Under a 1986 law, restaurants and stores are permitted to sell leavened food products during Passover, but they are forbidden to advertise it, display it openly or serve it to sidewalk diners. Enforcement is assigned to the Interior Ministry, which was controlled for decades by the ultra-Orthodox Shas party. The ministry fielded so-called “chametz patrols,” teams of inspectors on loan from the Sabbath enforcement division of the Ministry of Labor and Welfare. Violations were punishable by a $70 fine, which was rarely enforced.
This year, however, following the transfer of the Interior Ministry from Shas to Shinui after last winter’s parliamentary elections, inspections were abandoned entirely, after Interior Minister Avraham Poraz announced that he had “more burning issues to deal with than sifting through the plates of diners in restaurants.”
The seven-day Passover holiday this month saw what was widely described as an unusually open display of chametz sale and consumption, particularly in Jerusalem, where bars and restaurants posted signs and notices advertising “business as usual” and even “chametz sold here.”
It was not clear, however, whether the widespread flouting of the law was a result of the Interior Ministry policy or a long-term trend.
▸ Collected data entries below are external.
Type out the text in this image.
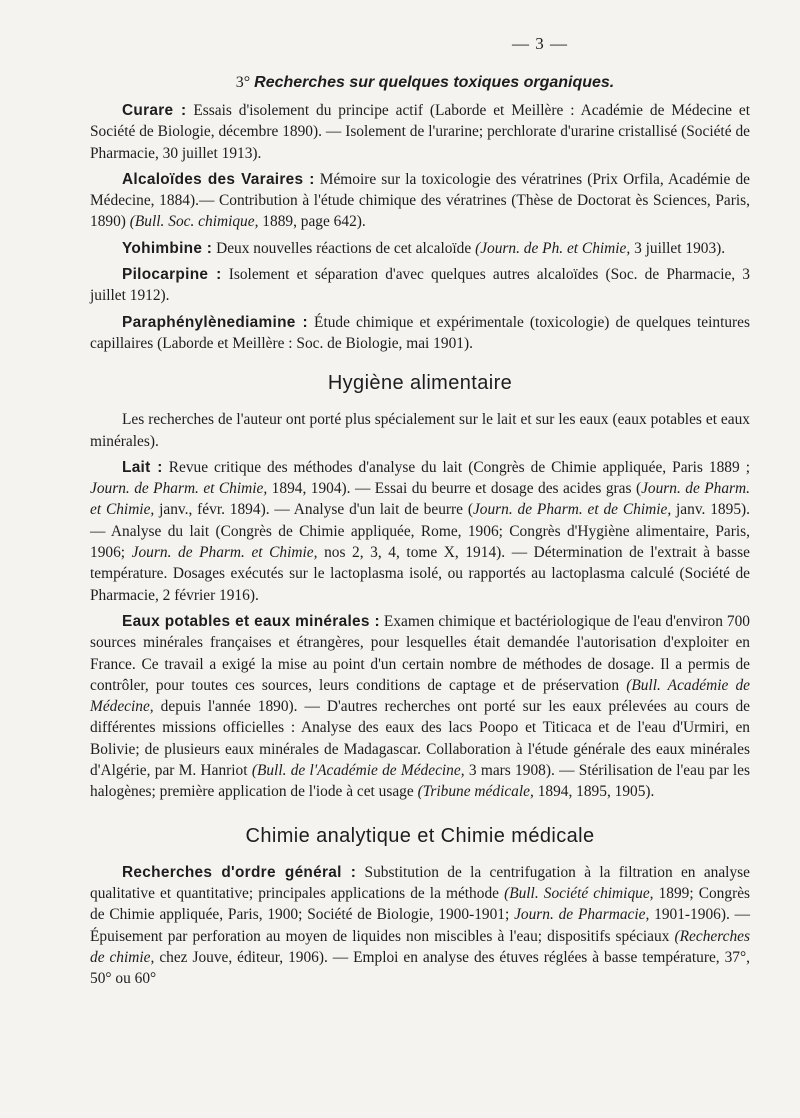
— 3 —
3° Recherches sur quelques toxiques organiques.

Curare : Essais d'isolement du principe actif (Laborde et Meillère : Académie de Médecine et Société de Biologie, décembre 1890). — Isolement de l'urarine; perchlorate d'urarine cristallisé (Société de Pharmacie, 30 juillet 1913).

Alcaloïdes des Varaires : Mémoire sur la toxicologie des vératrines (Prix Orfila, Académie de Médecine, 1884).— Contribution à l'étude chimique des vératrines (Thèse de Doctorat ès Sciences, Paris, 1890) (Bull. Soc. chimique, 1889, page 642).

Yohimbine : Deux nouvelles réactions de cet alcaloïde (Journ. de Ph. et Chimie, 3 juillet 1903).

Pilocarpine : Isolement et séparation d'avec quelques autres alcaloïdes (Soc. de Pharmacie, 3 juillet 1912).

Paraphénylènediamine : Étude chimique et expérimentale (toxicologie) de quelques teintures capillaires (Laborde et Meillère : Soc. de Biologie, mai 1901).

Hygiène alimentaire

Les recherches de l'auteur ont porté plus spécialement sur le lait et sur les eaux (eaux potables et eaux minérales).

Lait : Revue critique des méthodes d'analyse du lait (Congrès de Chimie appliquée, Paris 1889 ; Journ. de Pharm. et Chimie, 1894, 1904). — Essai du beurre et dosage des acides gras (Journ. de Pharm. et Chimie, janv., févr. 1894). — Analyse d'un lait de beurre (Journ. de Pharm. et de Chimie, janv. 1895). — Analyse du lait (Congrès de Chimie appliquée, Rome, 1906; Congrès d'Hygiène alimentaire, Paris, 1906; Journ. de Pharm. et Chimie, nos 2, 3, 4, tome X, 1914). — Détermination de l'extrait à basse température. Dosages exécutés sur le lactoplasma isolé, ou rapportés au lactoplasma calculé (Société de Pharmacie, 2 février 1916).

Eaux potables et eaux minérales : Examen chimique et bactériologique de l'eau d'environ 700 sources minérales françaises et étrangères, pour lesquelles était demandée l'autorisation d'exploiter en France. Ce travail a exigé la mise au point d'un certain nombre de méthodes de dosage. Il a permis de contrôler, pour toutes ces sources, leurs conditions de captage et de préservation (Bull. Académie de Médecine, depuis l'année 1890). — D'autres recherches ont porté sur les eaux prélevées au cours de différentes missions officielles : Analyse des eaux des lacs Poopo et Titicaca et de l'eau d'Urmiri, en Bolivie; de plusieurs eaux minérales de Madagascar. Collaboration à l'étude générale des eaux minérales d'Algérie, par M. Hanriot (Bull. de l'Académie de Médecine, 3 mars 1908). — Stérilisation de l'eau par les halogènes; première application de l'iode à cet usage (Tribune médicale, 1894, 1895, 1905).

Chimie analytique et Chimie médicale

Recherches d'ordre général : Substitution de la centrifugation à la filtration en analyse qualitative et quantitative; principales applications de la méthode (Bull. Société chimique, 1899; Congrès de Chimie appliquée, Paris, 1900; Société de Biologie, 1900-1901; Journ. de Pharmacie, 1901-1906). — Épuisement par perforation au moyen de liquides non miscibles à l'eau; dispositifs spéciaux (Recherches de chimie, chez Jouve, éditeur, 1906). — Emploi en analyse des étuves réglées à basse température, 37°, 50° ou 60°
At the popular Bolinat Cafe in Jerusalem, a waiter who identified himself as Shahar told the daily Ha’aretz that bread, beer and cake had been sold during Passover for the last four years “to meet the demand of our customers.” “Over Passover we get more than twice the number of customers we usually have because the choice of places that sell chametz is limited,” Shahar said.
The leader of Shas, former interior minister Eli Yishai, blamed what he called the “chametz madness” on the National Religious Party, which he accused of “lending its hand to the trampling of the law.” Yishai called for the law to be amended to ban the sale of chametz outright.